All participants with evaluable data had fewer swelling attacks in the 16 weeks after treatment with NTLA-2002. As of the latest data cutoff, none of these six patients have had a swelling attack in at least two months. The patient with the longest follow-up data has been attack-free for nearly 11 months.

“Patients who discontinued [preventive] therapy after NTLA-2002 infusion remained attack-free,” the researchers wrote.

NTLA-2002 has generally been well tolerated at all doses, with most side effects being mild in severity. There have been no reports of serious or severe side effects or clinically significant laboratory abnormalities. The most commonly reported side effect so far is infusion-related reactions, which are mostly mild in severity and resolve within a day, according to Intellia.
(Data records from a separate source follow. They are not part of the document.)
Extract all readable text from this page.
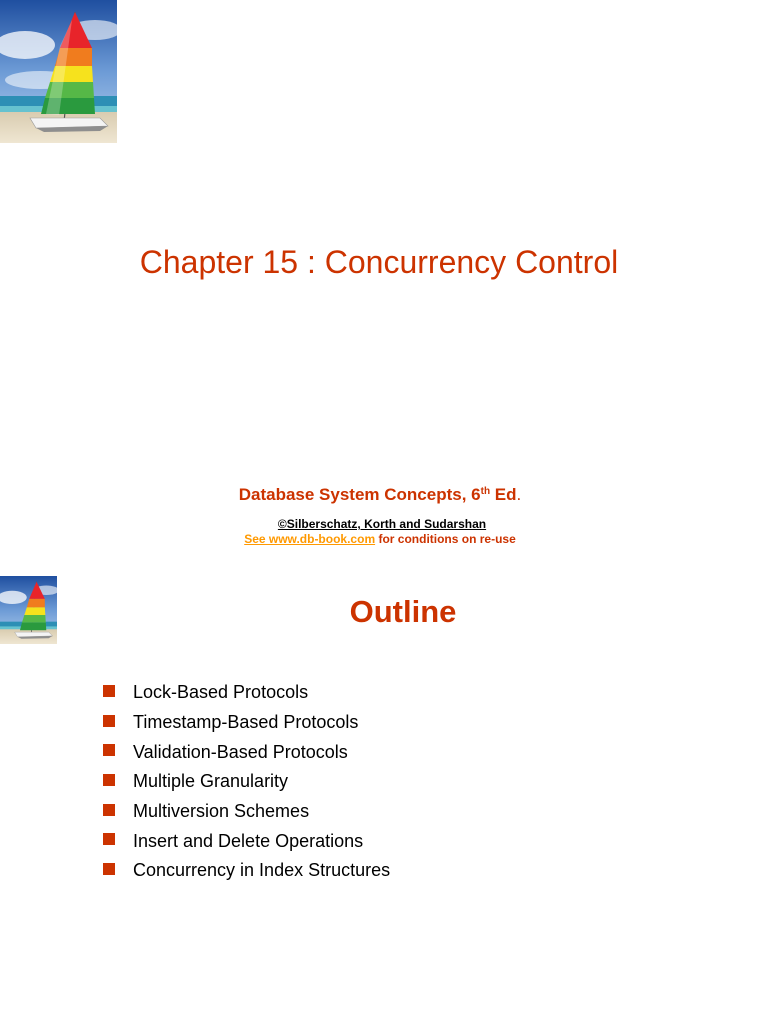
Chapter 15 : Concurrency Control
Database System Concepts, 6th Ed.
©Silberschatz, Korth and Sudarshan
See www.db-book.com for conditions on re-use
Outline
Lock-Based Protocols
Timestamp-Based Protocols
Validation-Based Protocols
Multiple Granularity
Multiversion Schemes
Insert and Delete Operations
Concurrency in Index Structures
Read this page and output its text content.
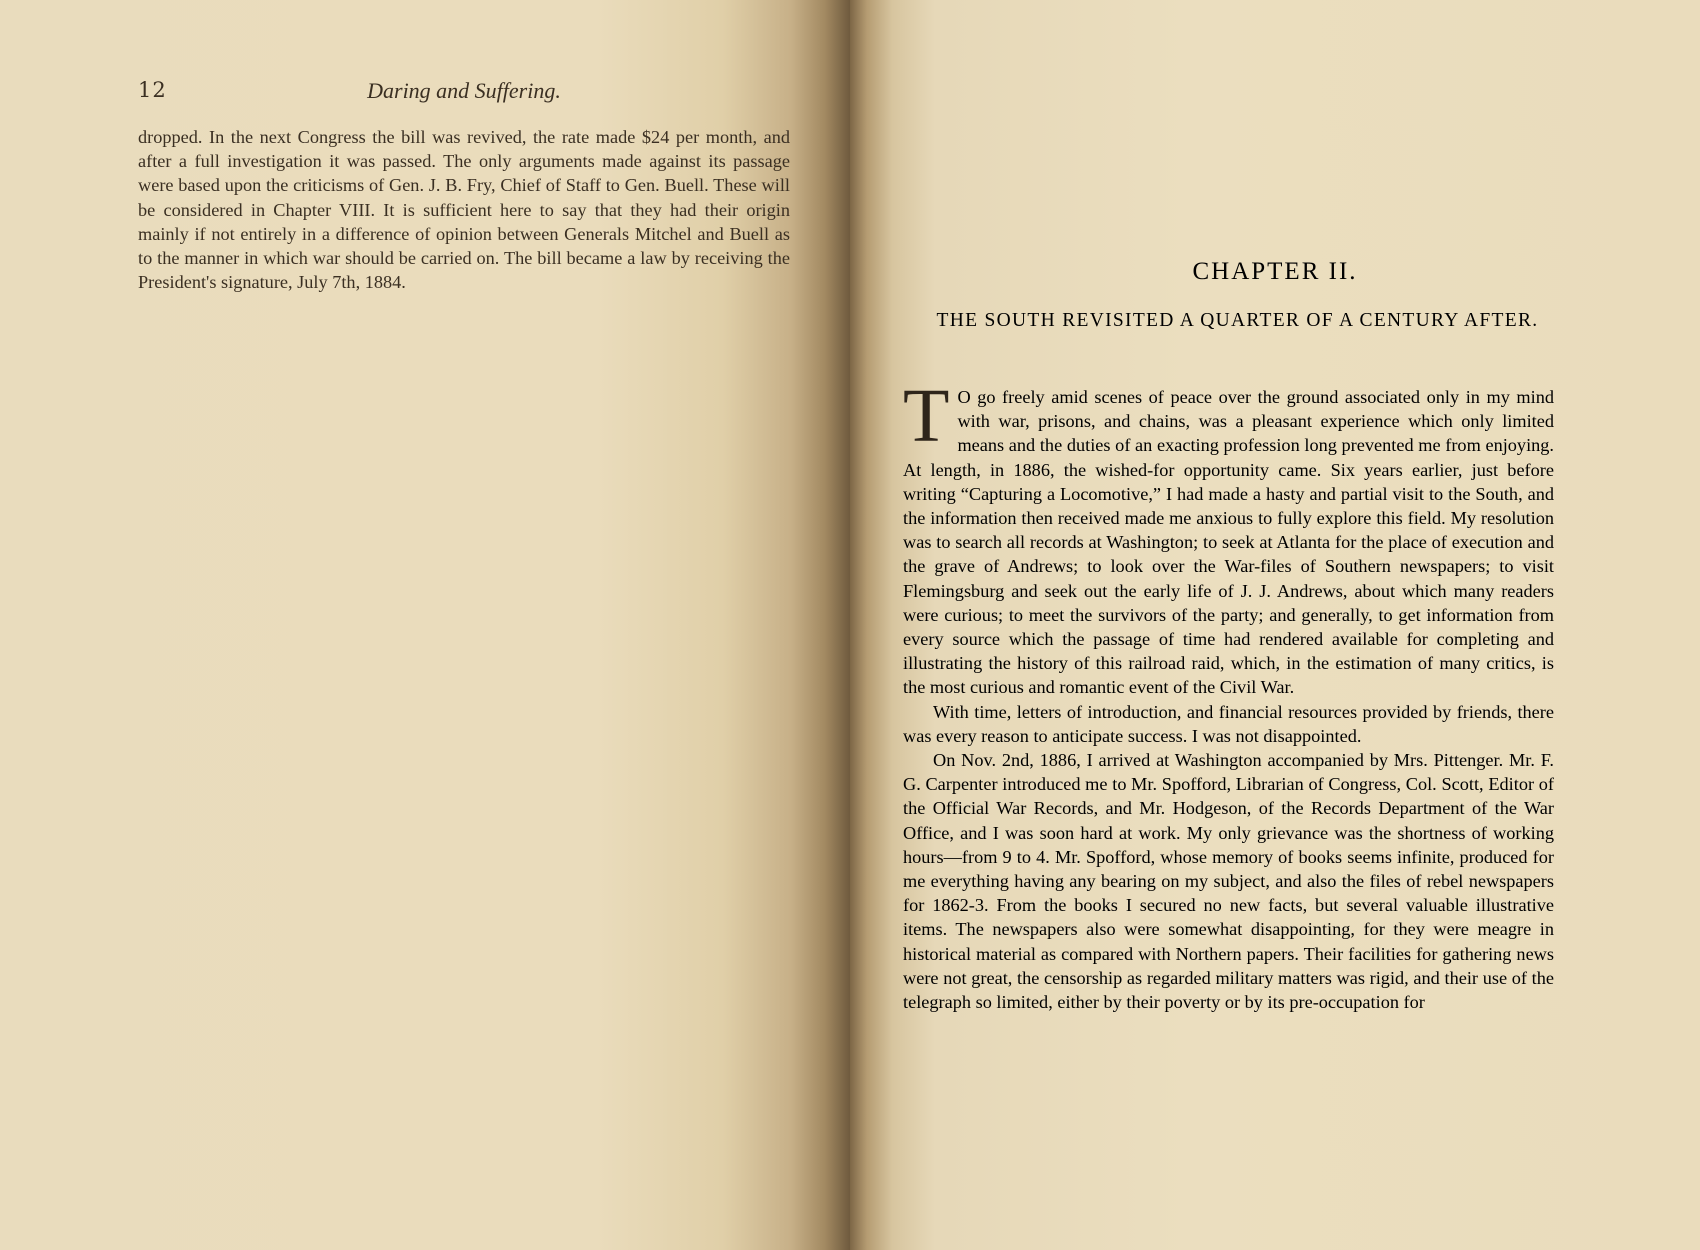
12	Daring and Suffering.

dropped. In the next Congress the bill was revived, the rate made $24 per month, and after a full investigation it was passed. The only arguments made against its passage were based upon the criticisms of Gen. J. B. Fry, Chief of Staff to Gen. Buell. These will be considered in Chapter VIII. It is sufficient here to say that they had their origin mainly if not entirely in a difference of opinion between Generals Mitchel and Buell as to the manner in which war should be carried on. The bill became a law by receiving the President's signature, July 7th, 1884.	CHAPTER II.
THE SOUTH REVISITED A QUARTER OF A CENTURY AFTER.

T O go freely amid scenes of peace over the ground associated only in my mind with war, prisons, and chains, was a pleasant experience which only limited means and the duties of an exacting profession long prevented me from enjoying. At length, in 1886, the wished-for opportunity came. Six years earlier, just before writing “Capturing a Locomotive,” I had made a hasty and partial visit to the South, and the information then received made me anxious to fully explore this field. My resolution was to search all records at Washington; to seek at Atlanta for the place of execution and the grave of Andrews; to look over the War-files of Southern newspapers; to visit Flemingsburg and seek out the early life of J. J. Andrews, about which many readers were curious; to meet the survivors of the party; and generally, to get information from every source which the passage of time had rendered available for completing and illustrating the history of this railroad raid, which, in the estimation of many critics, is the most curious and romantic event of the Civil War.

With time, letters of introduction, and financial resources provided by friends, there was every reason to anticipate success. I was not disappointed.

On Nov. 2nd, 1886, I arrived at Washington accompanied by Mrs. Pittenger. Mr. F. G. Carpenter introduced me to Mr. Spofford, Librarian of Congress, Col. Scott, Editor of the Official War Records, and Mr. Hodgeson, of the Records Department of the War Office, and I was soon hard at work. My only grievance was the shortness of working hours—from 9 to 4. Mr. Spofford, whose memory of books seems infinite, produced for me everything having any bearing on my subject, and also the files of rebel newspapers for 1862-3. From the books I secured no new facts, but several valuable illustrative items. The newspapers also were somewhat disappointing, for they were meagre in historical material as compared with Northern papers. Their facilities for gathering news were not great, the censorship as regarded military matters was rigid, and their use of the telegraph so limited, either by their poverty or by its pre-occupation for
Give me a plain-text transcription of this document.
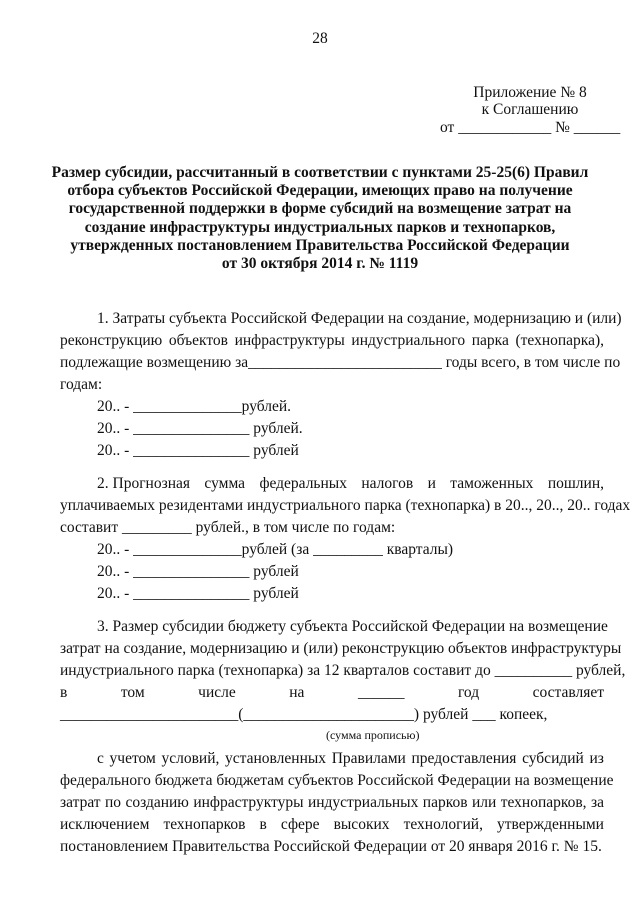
28
Приложение № 8
к Соглашению
от ____________ № ______
Размер субсидии, рассчитанный в соответствии с пунктами 25-25(6) Правил
отбора субъектов Российской Федерации, имеющих право на получение
государственной поддержки в форме субсидий на возмещение затрат на
создание инфраструктуры индустриальных парков и технопарков,
утвержденных постановлением Правительства Российской Федерации
от 30 октября 2014 г. № 1119
1. Затраты субъекта Российской Федерации на создание, модернизацию и (или)
реконструкцию объектов инфраструктуры индустриального парка (технопарка),
подлежащие возмещению за_________________________ годы всего, в том числе по
годам:
20.. - ______________рублей.
20.. - _______________ рублей.
20.. - _______________ рублей
2. Прогнозная сумма федеральных налогов и таможенных пошлин,
уплачиваемых резидентами индустриального парка (технопарка) в 20.., 20.., 20.. годах
составит _________ рублей., в том числе по годам:
20.. - ______________рублей (за _________ кварталы)
20.. - _______________ рублей
20.. - _______________ рублей
3. Размер субсидии бюджету субъекта Российской Федерации на возмещение
затрат на создание, модернизацию и (или) реконструкцию объектов инфраструктуры
индустриального парка (технопарка) за 12 кварталов составит до __________ рублей,
в	том	числе	на	______	год	составляет
_______________________(______________________) рублей ___ копеек,
(сумма прописью)
с учетом условий, установленных Правилами предоставления субсидий из
федерального бюджета бюджетам субъектов Российской Федерации на возмещение
затрат по созданию инфраструктуры индустриальных парков или технопарков, за
исключением технопарков в сфере высоких технологий, утвержденными
постановлением Правительства Российской Федерации от 20 января 2016 г. № 15.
“Importantly, the safety data from all 10 patients are highly encouraging, further supporting NTLA-2002’s potential to change the future HAE treatment paradigm,” Leonard said. “The latest interim data further reinforce the enormous potential of our modular CRISPR genome editing platform to treat a host of genetic diseases.”

The trial’s Phase 2 portion is expected to begin in the first half of 2023 and Intellia expects to expand country and site participation, including to U.S. clinical sites.